Jumping to prominence mostly in the previous decade for the discovery of a bird species, a wealth of wildlife thrives in the virginal forests around Lama (2350m), Eaglenest Pass (2800m), Sunderview (2465m), Bompu (1940m), Sessni (1250m) and Khellong (750m), where even the occasional vehicular noise is absent, pristine nature rules the roost and the bliss of peace reigns supreme.
Staying in the Lama and Sunderview camps, Sachin spent six days assisting Yann to add an impressive number of new species to his bird list and picture library.
The weather was very cold – as cold as -4° Celsius. On-road snow was a regular feature, and in many places sunlight wouldn’t reach at all!
Bearing a professional DSLR and an 800mm lens, Yann would walk an average of 10 to 12 kilometres every day. On some days they would leave at 4 a.m. with packed breakfast and lunch, and return only by 5 p.m.
And all the hard work was well rewarded, with the very first morning yielding the beautiful sibia, striated laughingthrush, green-tailed sunbird and the Bugun liocichla.
One day, Sachin heard a bird call close by and stopped and listened carefully to locate the source of the sound. When he and Yann approached the spot in the bush, they discovered a collared owlet holding a long-tailed broadbill! Not wanting to blow the owlet’s meal, they stepped back and gently moved away, the wonder of witnessing a precious, secretive moment of life in the high altitude forests leaving them touched.
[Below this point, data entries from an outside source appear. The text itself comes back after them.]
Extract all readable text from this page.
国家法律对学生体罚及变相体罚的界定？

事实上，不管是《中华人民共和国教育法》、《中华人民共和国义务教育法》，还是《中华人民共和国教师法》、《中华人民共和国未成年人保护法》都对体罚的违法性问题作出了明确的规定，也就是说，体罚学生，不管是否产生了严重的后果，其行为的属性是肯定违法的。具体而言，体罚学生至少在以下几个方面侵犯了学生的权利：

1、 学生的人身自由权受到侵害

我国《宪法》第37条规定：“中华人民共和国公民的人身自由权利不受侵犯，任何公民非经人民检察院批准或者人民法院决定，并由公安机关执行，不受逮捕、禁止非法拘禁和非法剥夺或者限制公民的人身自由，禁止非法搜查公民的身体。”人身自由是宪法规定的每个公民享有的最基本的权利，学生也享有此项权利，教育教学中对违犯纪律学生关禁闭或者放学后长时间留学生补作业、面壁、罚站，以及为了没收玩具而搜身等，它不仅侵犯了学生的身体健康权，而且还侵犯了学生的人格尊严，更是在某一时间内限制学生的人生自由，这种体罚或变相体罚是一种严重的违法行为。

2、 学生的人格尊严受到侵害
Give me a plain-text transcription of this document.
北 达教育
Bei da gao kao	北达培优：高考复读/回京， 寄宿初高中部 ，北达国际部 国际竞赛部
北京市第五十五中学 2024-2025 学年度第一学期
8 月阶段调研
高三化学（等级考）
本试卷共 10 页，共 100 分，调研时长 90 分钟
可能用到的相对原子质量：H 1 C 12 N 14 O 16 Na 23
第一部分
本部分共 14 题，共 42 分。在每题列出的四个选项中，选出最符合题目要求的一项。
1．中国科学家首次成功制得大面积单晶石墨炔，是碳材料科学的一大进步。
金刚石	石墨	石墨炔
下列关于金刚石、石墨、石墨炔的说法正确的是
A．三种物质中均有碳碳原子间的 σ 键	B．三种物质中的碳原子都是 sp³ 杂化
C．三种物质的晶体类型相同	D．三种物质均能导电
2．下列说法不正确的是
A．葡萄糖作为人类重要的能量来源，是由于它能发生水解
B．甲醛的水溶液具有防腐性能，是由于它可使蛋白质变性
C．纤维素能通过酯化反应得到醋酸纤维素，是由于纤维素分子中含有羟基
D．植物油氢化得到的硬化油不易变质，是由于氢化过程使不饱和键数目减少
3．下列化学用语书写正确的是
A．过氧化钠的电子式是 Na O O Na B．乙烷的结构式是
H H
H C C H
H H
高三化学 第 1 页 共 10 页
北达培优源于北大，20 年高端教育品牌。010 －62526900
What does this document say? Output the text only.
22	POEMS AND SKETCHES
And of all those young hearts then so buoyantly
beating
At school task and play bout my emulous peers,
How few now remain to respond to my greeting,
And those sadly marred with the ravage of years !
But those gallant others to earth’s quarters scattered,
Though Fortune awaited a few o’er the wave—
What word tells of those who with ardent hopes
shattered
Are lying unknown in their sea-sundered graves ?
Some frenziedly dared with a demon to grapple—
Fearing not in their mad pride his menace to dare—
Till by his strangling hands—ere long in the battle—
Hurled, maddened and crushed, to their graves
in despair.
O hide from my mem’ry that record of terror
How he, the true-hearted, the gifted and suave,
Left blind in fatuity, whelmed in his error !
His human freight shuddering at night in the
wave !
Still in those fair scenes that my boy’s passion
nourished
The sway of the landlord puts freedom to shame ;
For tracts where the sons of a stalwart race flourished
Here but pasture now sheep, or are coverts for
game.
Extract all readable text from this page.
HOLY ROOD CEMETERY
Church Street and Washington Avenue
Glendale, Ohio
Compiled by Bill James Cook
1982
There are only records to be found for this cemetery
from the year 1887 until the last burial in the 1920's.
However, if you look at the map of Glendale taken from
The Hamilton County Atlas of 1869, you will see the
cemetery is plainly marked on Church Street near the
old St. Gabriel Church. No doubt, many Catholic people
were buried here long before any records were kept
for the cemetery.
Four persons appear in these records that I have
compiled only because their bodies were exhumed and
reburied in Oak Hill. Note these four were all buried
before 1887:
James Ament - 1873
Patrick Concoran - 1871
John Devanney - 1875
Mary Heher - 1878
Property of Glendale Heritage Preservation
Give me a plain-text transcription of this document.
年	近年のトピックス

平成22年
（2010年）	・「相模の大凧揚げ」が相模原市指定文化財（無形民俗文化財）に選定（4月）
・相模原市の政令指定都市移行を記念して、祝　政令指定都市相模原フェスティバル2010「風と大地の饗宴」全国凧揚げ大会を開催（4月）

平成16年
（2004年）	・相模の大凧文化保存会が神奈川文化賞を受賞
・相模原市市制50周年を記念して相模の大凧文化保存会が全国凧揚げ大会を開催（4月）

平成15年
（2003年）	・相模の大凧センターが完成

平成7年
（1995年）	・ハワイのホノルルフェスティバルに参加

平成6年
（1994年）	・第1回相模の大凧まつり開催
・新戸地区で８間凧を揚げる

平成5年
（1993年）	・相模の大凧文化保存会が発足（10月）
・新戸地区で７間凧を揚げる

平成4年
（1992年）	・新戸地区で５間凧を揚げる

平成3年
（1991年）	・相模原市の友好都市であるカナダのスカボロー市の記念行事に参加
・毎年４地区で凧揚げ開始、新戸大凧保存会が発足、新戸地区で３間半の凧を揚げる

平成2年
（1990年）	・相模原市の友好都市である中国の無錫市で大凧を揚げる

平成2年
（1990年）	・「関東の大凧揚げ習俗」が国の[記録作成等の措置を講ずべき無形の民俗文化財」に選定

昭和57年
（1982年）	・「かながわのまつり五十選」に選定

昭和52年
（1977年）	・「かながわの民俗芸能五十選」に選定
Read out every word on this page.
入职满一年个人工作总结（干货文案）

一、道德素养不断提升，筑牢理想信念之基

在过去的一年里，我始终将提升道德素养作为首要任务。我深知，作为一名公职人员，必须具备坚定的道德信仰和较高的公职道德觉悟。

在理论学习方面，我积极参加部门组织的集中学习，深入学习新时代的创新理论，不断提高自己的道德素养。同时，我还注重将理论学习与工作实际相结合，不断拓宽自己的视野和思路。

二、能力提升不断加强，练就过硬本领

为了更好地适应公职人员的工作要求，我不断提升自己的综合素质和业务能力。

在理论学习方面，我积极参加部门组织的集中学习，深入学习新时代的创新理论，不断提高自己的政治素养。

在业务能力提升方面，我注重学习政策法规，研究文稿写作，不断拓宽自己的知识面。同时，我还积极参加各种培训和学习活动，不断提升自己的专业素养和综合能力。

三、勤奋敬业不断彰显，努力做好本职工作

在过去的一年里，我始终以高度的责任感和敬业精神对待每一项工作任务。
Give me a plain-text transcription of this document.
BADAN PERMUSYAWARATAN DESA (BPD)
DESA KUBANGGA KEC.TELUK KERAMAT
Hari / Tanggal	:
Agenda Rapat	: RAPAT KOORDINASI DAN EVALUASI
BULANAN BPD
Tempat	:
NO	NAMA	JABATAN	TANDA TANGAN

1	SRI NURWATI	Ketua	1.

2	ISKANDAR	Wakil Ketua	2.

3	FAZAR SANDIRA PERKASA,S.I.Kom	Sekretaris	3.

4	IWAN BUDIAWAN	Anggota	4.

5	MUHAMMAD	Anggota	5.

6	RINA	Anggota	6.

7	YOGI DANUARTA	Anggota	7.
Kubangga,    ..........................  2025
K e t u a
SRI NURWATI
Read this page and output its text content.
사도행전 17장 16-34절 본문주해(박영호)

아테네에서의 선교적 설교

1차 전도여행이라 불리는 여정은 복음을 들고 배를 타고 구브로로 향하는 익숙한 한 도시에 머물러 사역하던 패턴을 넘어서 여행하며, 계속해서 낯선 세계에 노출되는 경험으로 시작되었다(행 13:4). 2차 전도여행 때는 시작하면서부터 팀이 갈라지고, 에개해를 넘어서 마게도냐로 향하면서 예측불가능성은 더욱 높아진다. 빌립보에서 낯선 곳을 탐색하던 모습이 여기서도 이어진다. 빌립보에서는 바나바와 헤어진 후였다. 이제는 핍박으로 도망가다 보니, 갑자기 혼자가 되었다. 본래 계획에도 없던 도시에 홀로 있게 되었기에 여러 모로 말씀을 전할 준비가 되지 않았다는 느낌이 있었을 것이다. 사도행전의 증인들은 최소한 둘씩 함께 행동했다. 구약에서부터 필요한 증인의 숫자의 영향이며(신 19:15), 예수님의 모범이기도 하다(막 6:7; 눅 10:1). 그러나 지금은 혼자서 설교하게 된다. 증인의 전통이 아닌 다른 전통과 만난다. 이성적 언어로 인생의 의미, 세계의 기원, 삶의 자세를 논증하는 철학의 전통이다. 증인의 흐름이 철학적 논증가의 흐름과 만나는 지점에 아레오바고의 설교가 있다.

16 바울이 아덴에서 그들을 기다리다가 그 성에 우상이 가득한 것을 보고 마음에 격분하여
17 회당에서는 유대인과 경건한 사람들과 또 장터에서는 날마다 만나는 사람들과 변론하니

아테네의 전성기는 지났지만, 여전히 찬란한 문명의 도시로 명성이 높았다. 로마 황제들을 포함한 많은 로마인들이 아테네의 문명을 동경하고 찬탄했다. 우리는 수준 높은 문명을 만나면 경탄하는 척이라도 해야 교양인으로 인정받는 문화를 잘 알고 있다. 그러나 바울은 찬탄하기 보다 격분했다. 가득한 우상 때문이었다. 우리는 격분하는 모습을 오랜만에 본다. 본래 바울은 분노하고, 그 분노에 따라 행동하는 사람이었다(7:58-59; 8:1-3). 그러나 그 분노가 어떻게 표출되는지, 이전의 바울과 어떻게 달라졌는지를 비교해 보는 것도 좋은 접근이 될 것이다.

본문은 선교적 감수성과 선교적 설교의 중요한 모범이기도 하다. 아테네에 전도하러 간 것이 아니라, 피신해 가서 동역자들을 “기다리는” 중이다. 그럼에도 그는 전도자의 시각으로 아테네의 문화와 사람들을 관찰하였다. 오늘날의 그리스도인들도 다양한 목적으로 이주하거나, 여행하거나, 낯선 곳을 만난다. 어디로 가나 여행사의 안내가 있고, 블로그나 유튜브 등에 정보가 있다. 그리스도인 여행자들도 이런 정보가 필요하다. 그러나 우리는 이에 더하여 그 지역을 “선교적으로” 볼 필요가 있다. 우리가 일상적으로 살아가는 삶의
Overall sightings came thick and fast, populating the bird checklist like the coffers of a box office for a blockbuster film.
Apart from eight species of laughingthrush and four bush robins, rufous-necked hornbill, large-tailed nightjar, yellow-billed blue magpie, rufous-gorgeted flycatcher were the highlights. Chestnut-headed tesia, red-faced liocichla and rufous-faced warblers didn’t disappoint, while the babblers included the coral-billed scimitar babbler, white-browed babbler and green shrike babbler. The wren-babblers seen were the long-billed and rufous-throated.
Broad-billed and rufous-faced warblers stood up and got counted, while Himalayan cutia and five species of yuhina enthralled. Chestnut-tailed and Red-tailed minla, Beautiful and long-tailed sibia, black-throated and rufous-headed parrotbill, dark-breasted rosefinch, crimson-browed and gold-naped finch and fire-tailed sunbird comprised the long list of highlights.
Said Yann at the end, “All in all it was a splendid birding experience in a unique location. Being my first foray into Eastern Himalayan birds, 70 out of the 100-or-so birds sighted were lifers! Sachin Rai did a great job organizing and guiding this trip for me.”
For Sachin, one of his favorite wildlife destinations on Earth had lived up to its glory despite the timing of the visit not being ideal. It had opened its amazing world up once more and treated to a feast those who had come to it from lands nearby and far away.